In this thesis I describe the design and characteristics of a variety of superconducting devices fabricated using focused Helium ion beam. Early chapters are dedicated to summarizing the mechanics of superconductors and discussing the theoretical operating principles underlying Josephson junctions and superconducting quantum interference devices (SQUIDs). In this thesis the superconducting devices are made using $Y Ba_2 Cu_3 O_{7 - \delta}$ (YBCO) and Niobium films.

Using a Helium ion microscope, I am able to modify the electronic structure of the superconducting material by directly writing induced disordered regions that define the structure and geometry of the devices. By carefully choosing the dose of ion irradiation I can accurately set the operating characteristic, critical current and normal state resistance, of the Josephson junctions as well as creating highly insulating regions allowing me to define device geometries at the nanometer scale.

Experiments using YBCO films outline the types of Josephson junctions I can make with this fabrication technique.

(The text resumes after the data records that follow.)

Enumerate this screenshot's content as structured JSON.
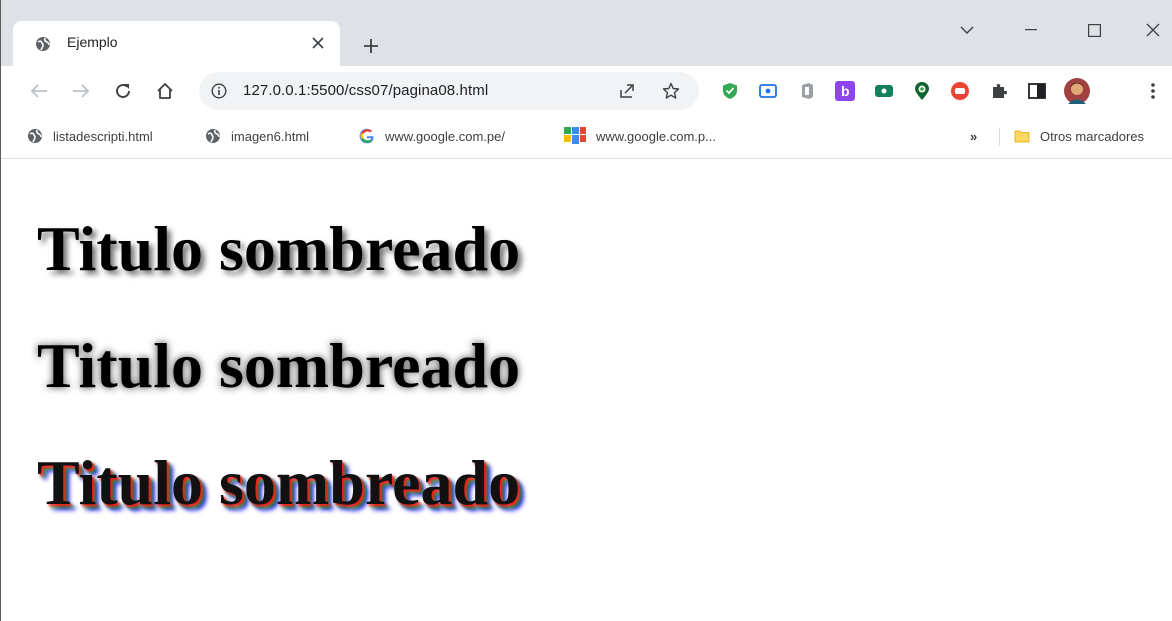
{
  "tab": {
    "title": "Ejemplo"
  },
  "address": {
    "url": "127.0.0.1:5500/css07/pagina08.html"
  },
  "bookmarks": {
    "items": [
      {
        "label": "listadescripti.html"
      },
      {
        "label": "imagen6.html"
      },
      {
        "label": "www.google.com.pe/"
      },
      {
        "label": "www.google.com.p..."
      }
    ],
    "overflow": "»",
    "other": "Otros marcadores"
  },
  "page": {
    "headings": [
      "Titulo sombreado",
      "Titulo sombreado",
      "Titulo sombreado"
    ]
  },
  "colors": {
    "tabstrip": "#dee1e6",
    "omnibox": "#f1f3f4",
    "shadow_red": "#ff1a1a",
    "shadow_green": "#2b8a2b",
    "shadow_blue": "#2020ff"
  },
  "icons": {
    "tab": "globe-icon",
    "extensions": [
      "shield-extension-icon",
      "screen-extension-icon",
      "office-extension-icon",
      "b-extension-icon",
      "green-extension-icon",
      "location-extension-icon",
      "red-extension-icon",
      "puzzle-icon",
      "side-panel-icon",
      "avatar",
      "menu-icon"
    ]
  }
}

YBCO Junctions are characterized over a wide range of temperature. I characterize the critical current response in the presence of a magnetic field and demonstrate the AC Josephson effect through the emergence of Shapiro steps in the IV curve. Much of my work on YBCO is dedicated to the design and characterization of highly sensitive SQUID magnetometers. I successfully integrated the SQUID magnetometer on a commercial pulsed tube cooler equipped with a peizo-controlled stage probe head for magnetic materials analysis. This system has an operating temperature range between 1-50K. A similar lower noise iteration of this design was found to have a field noise of $540 fT / \sqrt{Hz}$ and a flux noise of $2 \mu \Phi_0 / \sqrt{Hz} $ at 1Khz making it the lowest noise YBCO SQUID smaller than $500\mu m$ ever made.

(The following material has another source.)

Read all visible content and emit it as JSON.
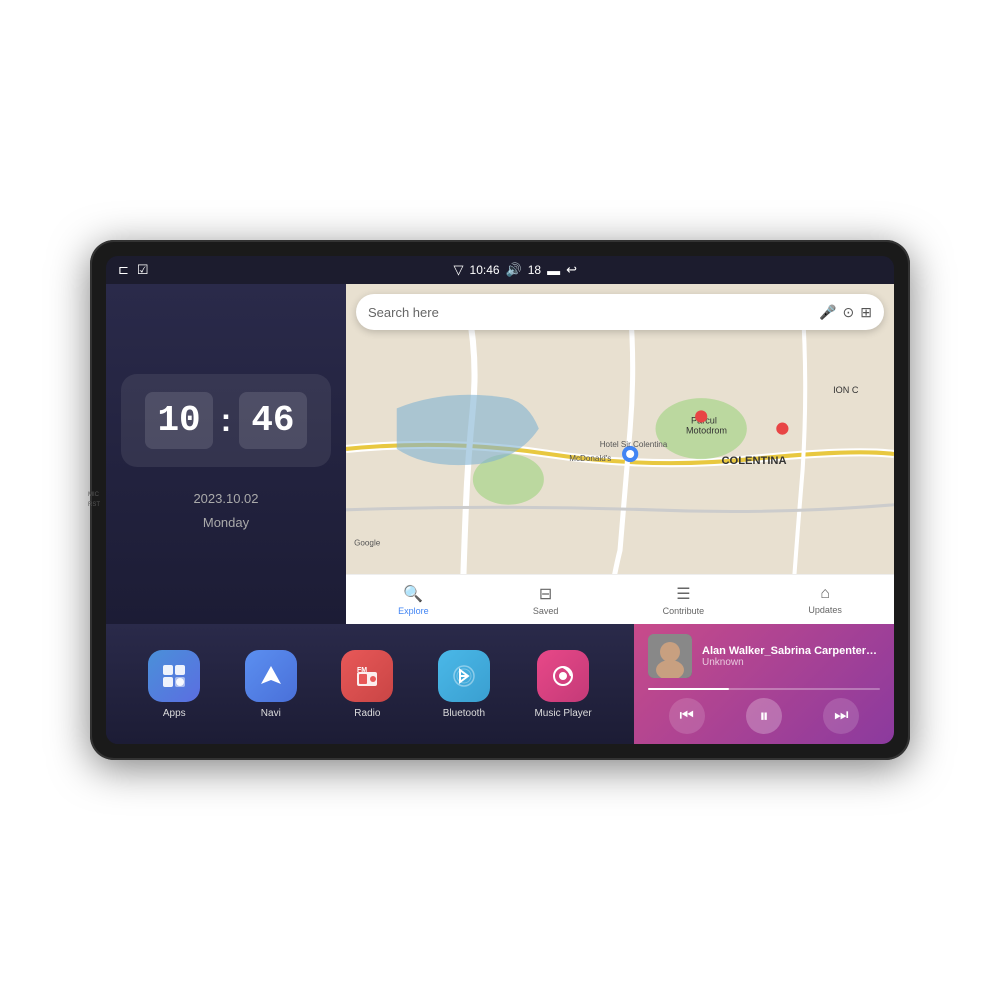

I fabricated and characterized the first Josephson junctions on niobium films made with focused Helium ion beam. This technique can mill the Niobium with resolution as small as 40nm. Junction fabrication is analyzed at a wide range of doses, and I found Josephson effects in devices radiated from 50,000 to 15,000,000 ions/nm. Junctions were characterized at a wide range of temperatures showing the onset of hysteresis to the IV curve as temperature decreases. I also performed characterizations of the junctions in magnetic field and showed the formation of Shapiro steps to the IV curve when junctions are in the presence of microwave radiation. I fabricated arrays of Josephson junctions on niobium film and analyzed the optimal spacing for junctions in the arrays. I demonstrated the operation of arrays with up to 100 junctions in series and showed giant flat Shapiro steps at voltages of up to 1.32mV. I showed how these junction arrays can be scaled up and integrated in Josephson arbitrary waveform synthesizer or DC voltage standard devices. Lastly, I fabricated and characterized the first niobium SQUID made with focused helium ion beam induced disorder junctions.